Pour moi il n'était que spectateur de se bar, il était juste un employé voulant gagné son salaire. Je sentais qu'il faisait se métier non par conviction mais par le besoin. Il avait peut être une famille à nourrir, une petit amie qui était chiante sur les cadeaux qu'elle désirait. Je ne savais rien, je savais rien du tout sur lui. Il était certes charismatique et imposant mais chiant au plus possible. Je pensais même à un point ou papy était plus drôle sans son dentier et son appareil auditif détraqué. Oui papy même si tu étais mort actuellement, je pensais toujours à toi. De temps en temps... Bon.. Jamais.

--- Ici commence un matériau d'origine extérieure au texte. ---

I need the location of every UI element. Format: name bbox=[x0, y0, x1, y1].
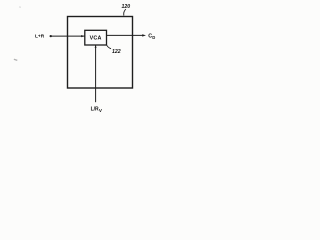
svg-text:VCA: VCA bbox=[90, 35, 102, 41]
svg-text:L/R: L/R bbox=[91, 106, 99, 112]
svg-text:D: D bbox=[152, 35, 155, 40]
svg-text:L+R: L+R bbox=[35, 34, 45, 40]
svg-text:122: 122 bbox=[112, 49, 121, 55]
svg-text:V: V bbox=[99, 108, 103, 113]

Ce qui était le plus bizarre actuellement était le fait que l'on ne discutait même pas ensemble, juste un regard. L'échange de pupille que l'on se croisait tout en essayant de regarder autre chose pour éviter de passer pour un gros stalkeur... Je caressais mes lèvres avec mon lèvre pour nourrir notre conversation de regard ce qui lui fit de même... Franchement, elle était tellement intéressante je ne vous le cacherais pour rien au monde. Je m'en souviendrais jusqu'à ma tombe, mais après j'étais mauvaise langue car il m'avait quand même bien aidé lorsque la personne équipé d'un KJR22351 voulait m'ouvrir la vanne d'eau si vous voyez ce que je veux dire... Je le voyais plus comme un père... Non pas vraiment, plus un frère. Il devait avoir une sœur ou peut être deux... Je ne sais pas trop, mais je sentais de la douceur dans ses gestes, se sentiment qu'il dégageait, tout devait être parfait je pense pour lui. Ce qui n'était pas plus à vrai dire quand on était videur non...?

Je vis sa réaction qui me fit sourire lorsqu'il entendit le fait que je le trouvais "coincé", ce qui était vrai de mon point de vue étant donné qu'il émettait aucun son et qu'il empêchait les personnes de rentré tel un tractopelle dans un magasin de porcelaine. Je souriais lorsque le vis hocher la tête par rapport au présent que je lui offrais, je souriais avant de tirer la langue pour apporter le miens à mes lèvres.